Create Project table
Create GitHub Project table to track the progress of the datasets being added.
Features:
- [x] Self-assign issues: set assignee;
#self-assing,#self-unassing - [x] Ask for help: label with "help-wanted";
#help-wanted - [x] Finished: notify the dataset has been added;
#ready-for-review- [x] To be confirmed
Fields:
- [x] Priority: we can prioritize datasets according to their relevance/importance/interest
- [ ] Others?
Project table draft: https://github.com/orgs/bigscience-workshop/projects/8
CC: @davanstrien
This looks great - I think that it's nice to keep it fairly simple to avoid too much scrolling across the screen.
The only other possible field we could add is whether the dataset will be moved to a different organization once it is ready. My own feeling is that it's better to discuss that in the issue itself (or using the community tab on the dataset repository if it's already created).
@albertvillanova only other field I thought of might be to flag whether a dataset has been documented or not.
I am keen to allow people to contribute to the hackathon by contributing dataset cards/docuemation. I can see this either being done as part of the process of adding data but could also be a separate activity. Maybe one way to track this is to have a label for documented and in-need-of-documentation. This would complicate the closing of issues slightly though. One option would be that:
- you close the data upload part of the ticket with
#data-uploaded - at the same time you could also add the label
documentedvia#data-documentedor not if you didn't do this part.
I think this is probably over complicated though so it might be best to suggest people open a new issue once they completed a data upload if they feel that the dataset could use more documentation?
@davanstrien
- As discussed, maybe better requiring some minimal documentation at least.

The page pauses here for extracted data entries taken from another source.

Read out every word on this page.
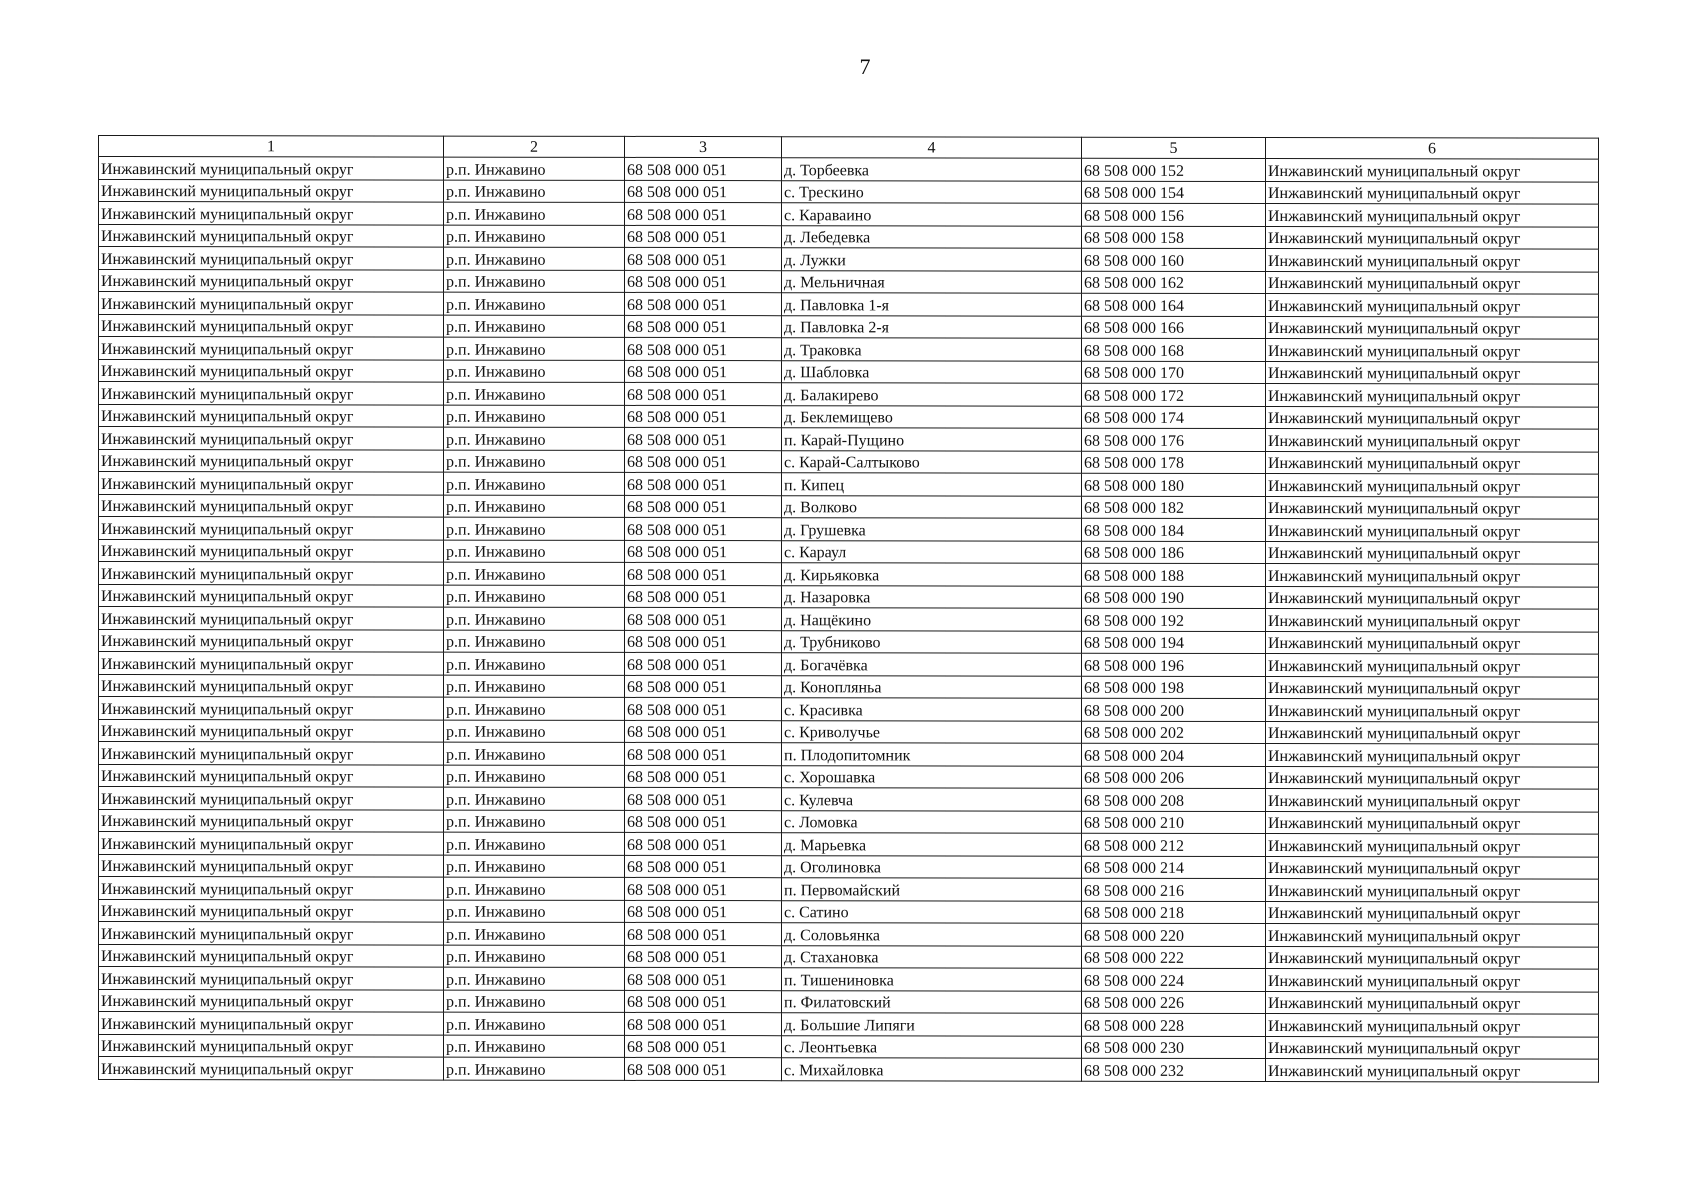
7
1	2	3	4	5	6
Инжавинский муниципальный округ	р.п. Инжавино	68 508 000 051	д. Торбеевка	68 508 000 152	Инжавинский муниципальный округ
Инжавинский муниципальный округ	р.п. Инжавино	68 508 000 051	с. Трескино	68 508 000 154	Инжавинский муниципальный округ
Инжавинский муниципальный округ	р.п. Инжавино	68 508 000 051	с. Караваино	68 508 000 156	Инжавинский муниципальный округ
Инжавинский муниципальный округ	р.п. Инжавино	68 508 000 051	д. Лебедевка	68 508 000 158	Инжавинский муниципальный округ
Инжавинский муниципальный округ	р.п. Инжавино	68 508 000 051	д. Лужки	68 508 000 160	Инжавинский муниципальный округ
Инжавинский муниципальный округ	р.п. Инжавино	68 508 000 051	д. Мельничная	68 508 000 162	Инжавинский муниципальный округ
Инжавинский муниципальный округ	р.п. Инжавино	68 508 000 051	д. Павловка 1-я	68 508 000 164	Инжавинский муниципальный округ
Инжавинский муниципальный округ	р.п. Инжавино	68 508 000 051	д. Павловка 2-я	68 508 000 166	Инжавинский муниципальный округ
Инжавинский муниципальный округ	р.п. Инжавино	68 508 000 051	д. Траковка	68 508 000 168	Инжавинский муниципальный округ
Инжавинский муниципальный округ	р.п. Инжавино	68 508 000 051	д. Шабловка	68 508 000 170	Инжавинский муниципальный округ
Инжавинский муниципальный округ	р.п. Инжавино	68 508 000 051	д. Балакирево	68 508 000 172	Инжавинский муниципальный округ
Инжавинский муниципальный округ	р.п. Инжавино	68 508 000 051	д. Беклемищево	68 508 000 174	Инжавинский муниципальный округ
Инжавинский муниципальный округ	р.п. Инжавино	68 508 000 051	п. Карай-Пущино	68 508 000 176	Инжавинский муниципальный округ
Инжавинский муниципальный округ	р.п. Инжавино	68 508 000 051	с. Карай-Салтыково	68 508 000 178	Инжавинский муниципальный округ
Инжавинский муниципальный округ	р.п. Инжавино	68 508 000 051	п. Кипец	68 508 000 180	Инжавинский муниципальный округ
Инжавинский муниципальный округ	р.п. Инжавино	68 508 000 051	д. Волково	68 508 000 182	Инжавинский муниципальный округ
Инжавинский муниципальный округ	р.п. Инжавино	68 508 000 051	д. Грушевка	68 508 000 184	Инжавинский муниципальный округ
Инжавинский муниципальный округ	р.п. Инжавино	68 508 000 051	с. Караул	68 508 000 186	Инжавинский муниципальный округ
Инжавинский муниципальный округ	р.п. Инжавино	68 508 000 051	д. Кирьяковка	68 508 000 188	Инжавинский муниципальный округ
Инжавинский муниципальный округ	р.п. Инжавино	68 508 000 051	д. Назаровка	68 508 000 190	Инжавинский муниципальный округ
Инжавинский муниципальный округ	р.п. Инжавино	68 508 000 051	д. Нащёкино	68 508 000 192	Инжавинский муниципальный округ
Инжавинский муниципальный округ	р.п. Инжавино	68 508 000 051	д. Трубниково	68 508 000 194	Инжавинский муниципальный округ
Инжавинский муниципальный округ	р.п. Инжавино	68 508 000 051	д. Богачёвка	68 508 000 196	Инжавинский муниципальный округ
Инжавинский муниципальный округ	р.п. Инжавино	68 508 000 051	д. Конопляньа	68 508 000 198	Инжавинский муниципальный округ
Инжавинский муниципальный округ	р.п. Инжавино	68 508 000 051	с. Красивка	68 508 000 200	Инжавинский муниципальный округ
Инжавинский муниципальный округ	р.п. Инжавино	68 508 000 051	с. Криволучье	68 508 000 202	Инжавинский муниципальный округ
Инжавинский муниципальный округ	р.п. Инжавино	68 508 000 051	п. Плодопитомник	68 508 000 204	Инжавинский муниципальный округ
Инжавинский муниципальный округ	р.п. Инжавино	68 508 000 051	с. Хорошавка	68 508 000 206	Инжавинский муниципальный округ
Инжавинский муниципальный округ	р.п. Инжавино	68 508 000 051	с. Кулевча	68 508 000 208	Инжавинский муниципальный округ
Инжавинский муниципальный округ	р.п. Инжавино	68 508 000 051	с. Ломовка	68 508 000 210	Инжавинский муниципальный округ
Инжавинский муниципальный округ	р.п. Инжавино	68 508 000 051	д. Марьевка	68 508 000 212	Инжавинский муниципальный округ
Инжавинский муниципальный округ	р.п. Инжавино	68 508 000 051	д. Оголиновка	68 508 000 214	Инжавинский муниципальный округ
Инжавинский муниципальный округ	р.п. Инжавино	68 508 000 051	п. Первомайский	68 508 000 216	Инжавинский муниципальный округ
Инжавинский муниципальный округ	р.п. Инжавино	68 508 000 051	с. Сатино	68 508 000 218	Инжавинский муниципальный округ
Инжавинский муниципальный округ	р.п. Инжавино	68 508 000 051	д. Соловьянка	68 508 000 220	Инжавинский муниципальный округ
Инжавинский муниципальный округ	р.п. Инжавино	68 508 000 051	д. Стахановка	68 508 000 222	Инжавинский муниципальный округ
Инжавинский муниципальный округ	р.п. Инжавино	68 508 000 051	п. Тишениновка	68 508 000 224	Инжавинский муниципальный округ
Инжавинский муниципальный округ	р.п. Инжавино	68 508 000 051	п. Филатовский	68 508 000 226	Инжавинский муниципальный округ
Инжавинский муниципальный округ	р.п. Инжавино	68 508 000 051	д. Большие Липяги	68 508 000 228	Инжавинский муниципальный округ
Инжавинский муниципальный округ	р.п. Инжавино	68 508 000 051	с. Леонтьевка	68 508 000 230	Инжавинский муниципальный округ
Инжавинский муниципальный округ	р.п. Инжавино	68 508 000 051	с. Михайловка	68 508 000 232	Инжавинский муниципальный округ
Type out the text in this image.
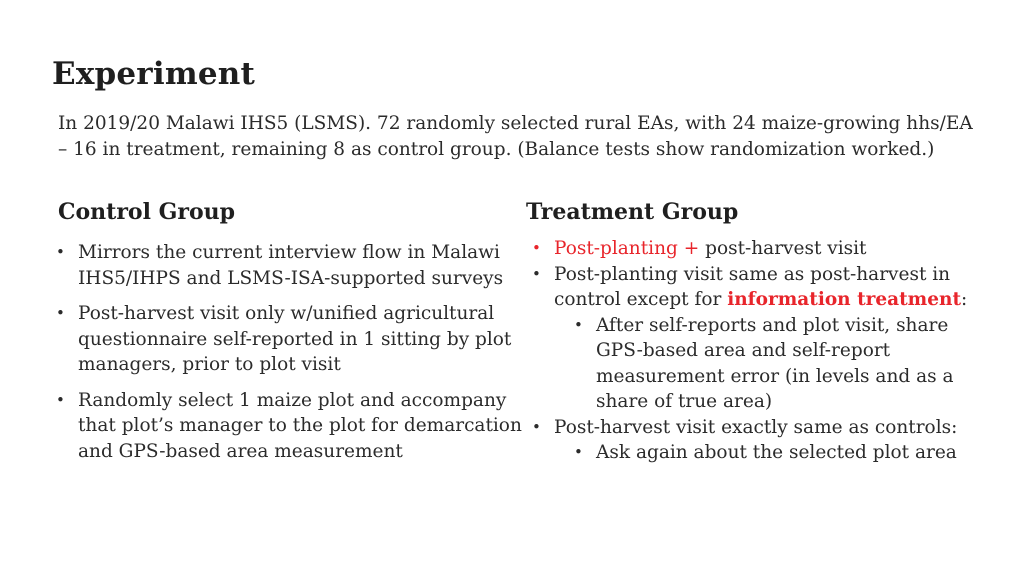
Experiment
In 2019/20 Malawi IHS5 (LSMS). 72 randomly selected rural EAs, with 24 maize-growing hhs/EA
– 16 in treatment, remaining 8 as control group. (Balance tests show randomization worked.)
Control Group	Treatment Group
• Mirrors the current interview flow in Malawi IHS5/IHPS and LSMS-ISA-supported surveys
• Post-harvest visit only w/unified agricultural questionnaire self-reported in 1 sitting by plot managers, prior to plot visit
• Randomly select 1 maize plot and accompany that plot’s manager to the plot for demarcation and GPS-based area measurement
• Post-planting + post-harvest visit
• Post-planting visit same as post-harvest in control except for information treatment:
• After self-reports and plot visit, share GPS-based area and self-report measurement error (in levels and as a share of true area)
• Post-harvest visit exactly same as controls:
• Ask again about the selected plot area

- In relation to moving the dataset to a target org once ready:
- Do you think it could be part of the Issue template? Or leave it for later discussion, once the dataset is created? I don't have a strong opinion on this
Also note that the Project board fields (Priority, others...) must be manually filled by the maintainer who labels the issue as "dataset".
`
* As discussed, maybe better requiring some minimal documentation at least.
Agree, I've updated guidance to reflect this (and will add this to the reviewer guidance too)
* In relation to moving the dataset to a target org once ready: * Do you think it could be part of the Issue template? Or leave it for later discussion, once the dataset is created? I don't have a strong opinion on this
My feeling is that it makes sense to either discuss this in the issue (if it becomes obvious early on) or after the dataset has been created. At this point, it might be easier to also move the discussion to the dataset discussion tab.
Also note that the Project board fields (Priority, others...) must be manually filled by the maintainer who labels the issue as "dataset".
That sounds good, I'll make sure to document this.
I wonder if it's also nice to add a column for the 'difficulty' of adding a dataset? I think this won't always be possible to predict but some will be easier (single CSV file vs nested XML directories). My suggestion would be to have three options:
easy, medium, hard.
We could also add this at a later stage if we think it will be useful for participants.